The sorry poor state of the roads leading to the ports did not start today. It precedes some of the present actors in the Federal Ministry of Transport and its parasatals. To that extent, it can be argued that they are not the cause of the problem. However, they cannot be exonerated from what has become a nightmare for motorists and others who do business in Apapa. Under their watch, the roads have gone from bad to worse. They are aware of the parlous state of the port access roads but they did little or nothing to change the narratives that have become the subject of discussion in several quarters within and outside the maritime industry.
They pretend to be doing something but in reality they are doing nothing. They are only paying lip service. They choose to say the right words for public consumption, return to their cosy cars, offices, and homes and wait for another opportunity to mouth the usual rhetoric. This is the reasons why it is taking months nay years to get approval from the Federal Ministry of Works to rehabilitate the port access roads. Yet the Minister of Transportation Right Hon. Rotimi Amaechi and his Works and Housing counterpart, Mr. Babatunde Raji Fashola, SAN meet in the Federal Executive Council (FEC) see each virtually every week. Every Wednesday, Amaechi and Fashola sit together for hours in the council chambers, yet a parastatal under Amaechi cannot secure approval to rehabilitate rods leading to where the Federal Government rake in billions of naira daily. It is now the Managing Director of the Nigerian Ports Authority (NPA), Ms. Hadiza Bala Usman is trying to secure approval to get the funds required to reconstruct the port access roads.
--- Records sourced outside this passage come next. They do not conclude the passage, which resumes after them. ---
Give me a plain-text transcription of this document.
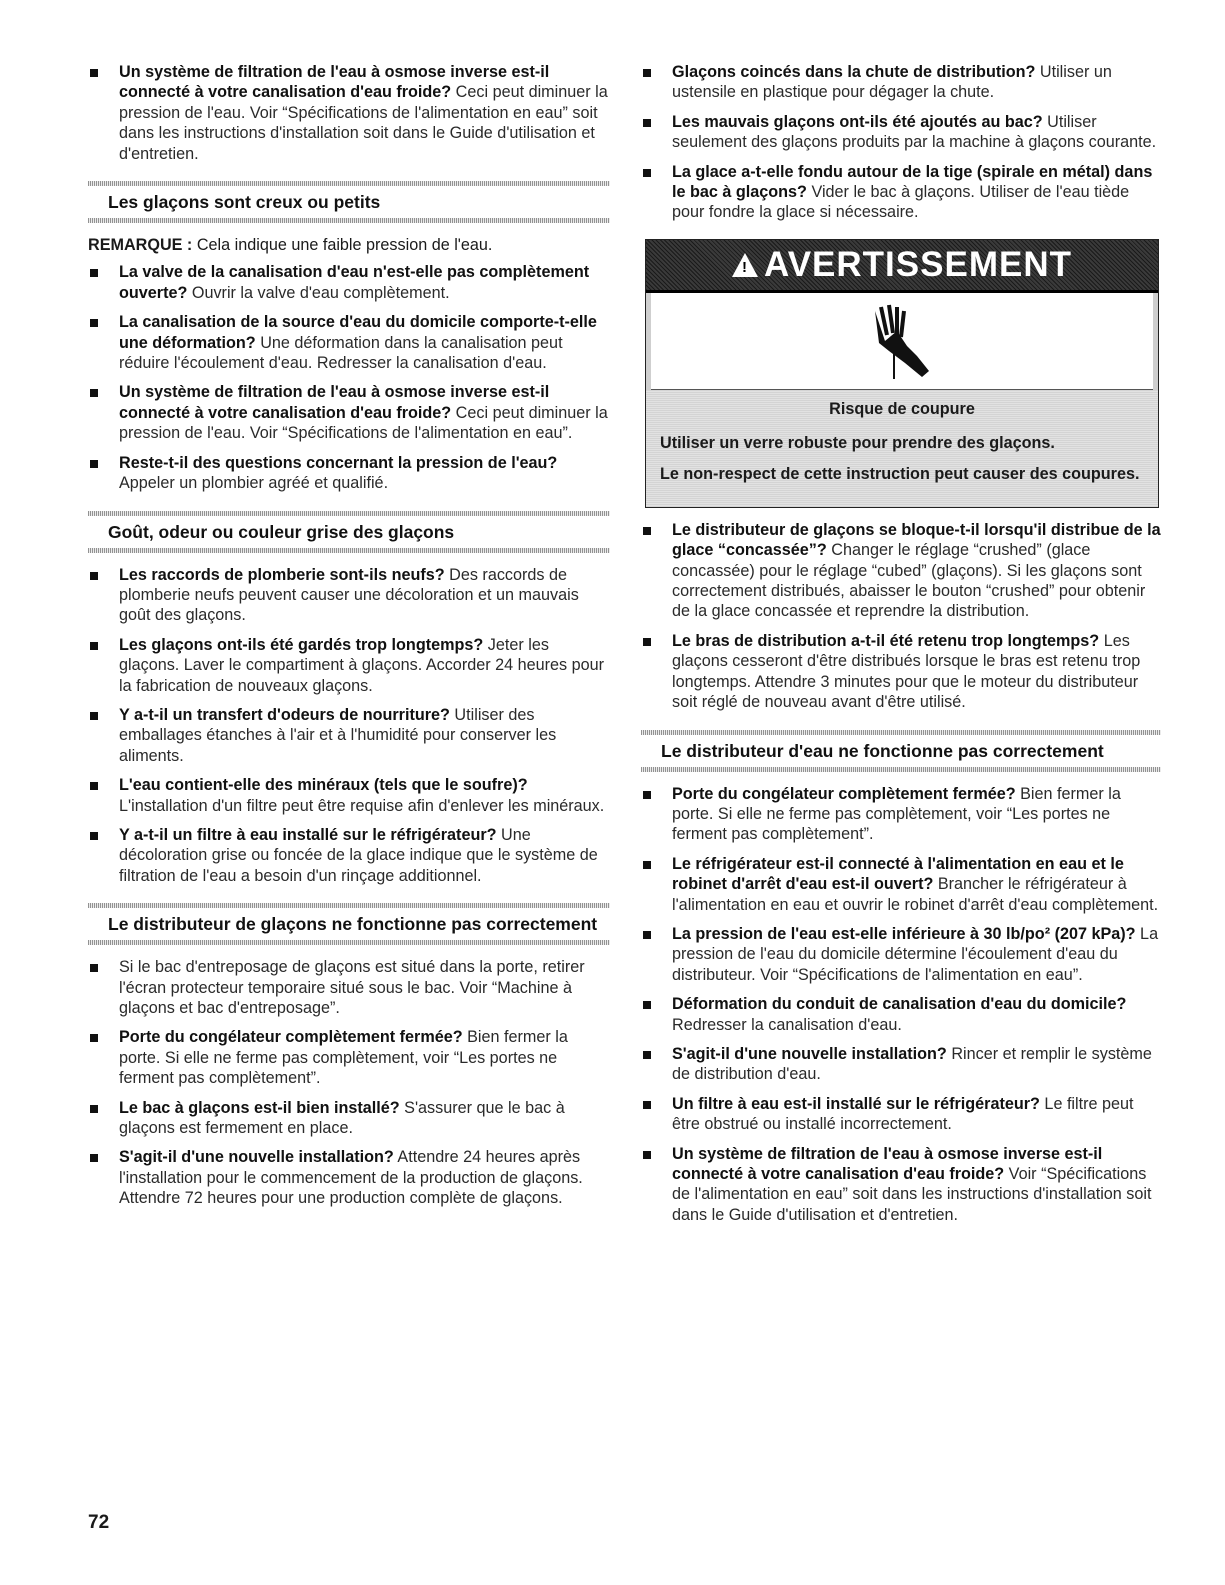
Un système de filtration de l'eau à osmose inverse est-il connecté à votre canalisation d'eau froide? Ceci peut diminuer la pression de l'eau. Voir “Spécifications de l'alimentation en eau” soit dans les instructions d'installation soit dans le Guide d'utilisation et d'entretien.
Les glaçons sont creux ou petits
REMARQUE : Cela indique une faible pression de l'eau.
La valve de la canalisation d'eau n'est-elle pas complètement ouverte? Ouvrir la valve d'eau complètement.
La canalisation de la source d'eau du domicile comporte-t-elle une déformation? Une déformation dans la canalisation peut réduire l'écoulement d'eau. Redresser la canalisation d'eau.
Un système de filtration de l'eau à osmose inverse est-il connecté à votre canalisation d'eau froide? Ceci peut diminuer la pression de l'eau. Voir “Spécifications de l'alimentation en eau”.
Reste-t-il des questions concernant la pression de l'eau? Appeler un plombier agréé et qualifié.
Goût, odeur ou couleur grise des glaçons
Les raccords de plomberie sont-ils neufs? Des raccords de plomberie neufs peuvent causer une décoloration et un mauvais goût des glaçons.
Les glaçons ont-ils été gardés trop longtemps? Jeter les glaçons. Laver le compartiment à glaçons. Accorder 24 heures pour la fabrication de nouveaux glaçons.
Y a-t-il un transfert d'odeurs de nourriture? Utiliser des emballages étanches à l'air et à l'humidité pour conserver les aliments.
L'eau contient-elle des minéraux (tels que le soufre)? L'installation d'un filtre peut être requise afin d'enlever les minéraux.
Y a-t-il un filtre à eau installé sur le réfrigérateur? Une décoloration grise ou foncée de la glace indique que le système de filtration de l'eau a besoin d'un rinçage additionnel.
Le distributeur de glaçons ne fonctionne pas correctement
Si le bac d'entreposage de glaçons est situé dans la porte, retirer l'écran protecteur temporaire situé sous le bac. Voir “Machine à glaçons et bac d'entreposage”.
Porte du congélateur complètement fermée? Bien fermer la porte. Si elle ne ferme pas complètement, voir “Les portes ne ferment pas complètement”.
Le bac à glaçons est-il bien installé? S'assurer que le bac à glaçons est fermement en place.
S'agit-il d'une nouvelle installation? Attendre 24 heures après l'installation pour le commencement de la production de glaçons. Attendre 72 heures pour une production complète de glaçons.
Glaçons coincés dans la chute de distribution? Utiliser un ustensile en plastique pour dégager la chute.
Les mauvais glaçons ont-ils été ajoutés au bac? Utiliser seulement des glaçons produits par la machine à glaçons courante.
La glace a-t-elle fondu autour de la tige (spirale en métal) dans le bac à glaçons? Vider le bac à glaçons. Utiliser de l'eau tiède pour fondre la glace si nécessaire.
!
AVERTISSEMENT
Risque de coupure
Utiliser un verre robuste pour prendre des glaçons.
Le non-respect de cette instruction peut causer des coupures.
Le distributeur de glaçons se bloque-t-il lorsqu'il distribue de la glace “concassée”? Changer le réglage “crushed” (glace concassée) pour le réglage “cubed” (glaçons). Si les glaçons sont correctement distribués, abaisser le bouton “crushed” pour obtenir de la glace concassée et reprendre la distribution.
Le bras de distribution a-t-il été retenu trop longtemps? Les glaçons cesseront d'être distribués lorsque le bras est retenu trop longtemps. Attendre 3 minutes pour que le moteur du distributeur soit réglé de nouveau avant d'être utilisé.
Le distributeur d'eau ne fonctionne pas correctement
Porte du congélateur complètement fermée? Bien fermer la porte. Si elle ne ferme pas complètement, voir “Les portes ne ferment pas complètement”.
Le réfrigérateur est-il connecté à l'alimentation en eau et le robinet d'arrêt d'eau est-il ouvert? Brancher le réfrigérateur à l'alimentation en eau et ouvrir le robinet d'arrêt d'eau complètement.
La pression de l'eau est-elle inférieure à 30 lb/po² (207 kPa)? La pression de l'eau du domicile détermine l'écoulement d'eau du distributeur. Voir “Spécifications de l'alimentation en eau”.
Déformation du conduit de canalisation d'eau du domicile? Redresser la canalisation d'eau.
S'agit-il d'une nouvelle installation? Rincer et remplir le système de distribution d'eau.
Un filtre à eau est-il installé sur le réfrigérateur? Le filtre peut être obstrué ou installé incorrectement.
Un système de filtration de l'eau à osmose inverse est-il connecté à votre canalisation d'eau froide? Voir “Spécifications de l'alimentation en eau” soit dans les instructions d'installation soit dans le Guide d'utilisation et d'entretien.
72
How else can one define a government that is not in hurry to do the needful in bringing the change required in the maritime industry?
But for the unity of purpose displayed by the two leading organisations for freight forwarders and licensed customs agents, the National Associa- tion of Government Approved Licensed Customs Agents (NAGAFF) and the Association of Licensed Customs Agents (ANLCA) respectively, the these actors in government did not see any urgency in addressing the challenges plaguing maritime industry. Unlike in the past, the founder of NAGAFF, Dr. Boniface Aniebonam and the National President of ANLCA, Prince Olayiwola Shittu, for once, were on the same page on the need to down tools as a way of drawing government attention to the poor access roads. But for these two men who showed leadership, the helmsmen in the Federal Ministry of Transport and the parasatals under its supervision would not have embark on any frenzy of activities since last weekend as if it is today they knew that the access roads to Apapa are in a very bad shape.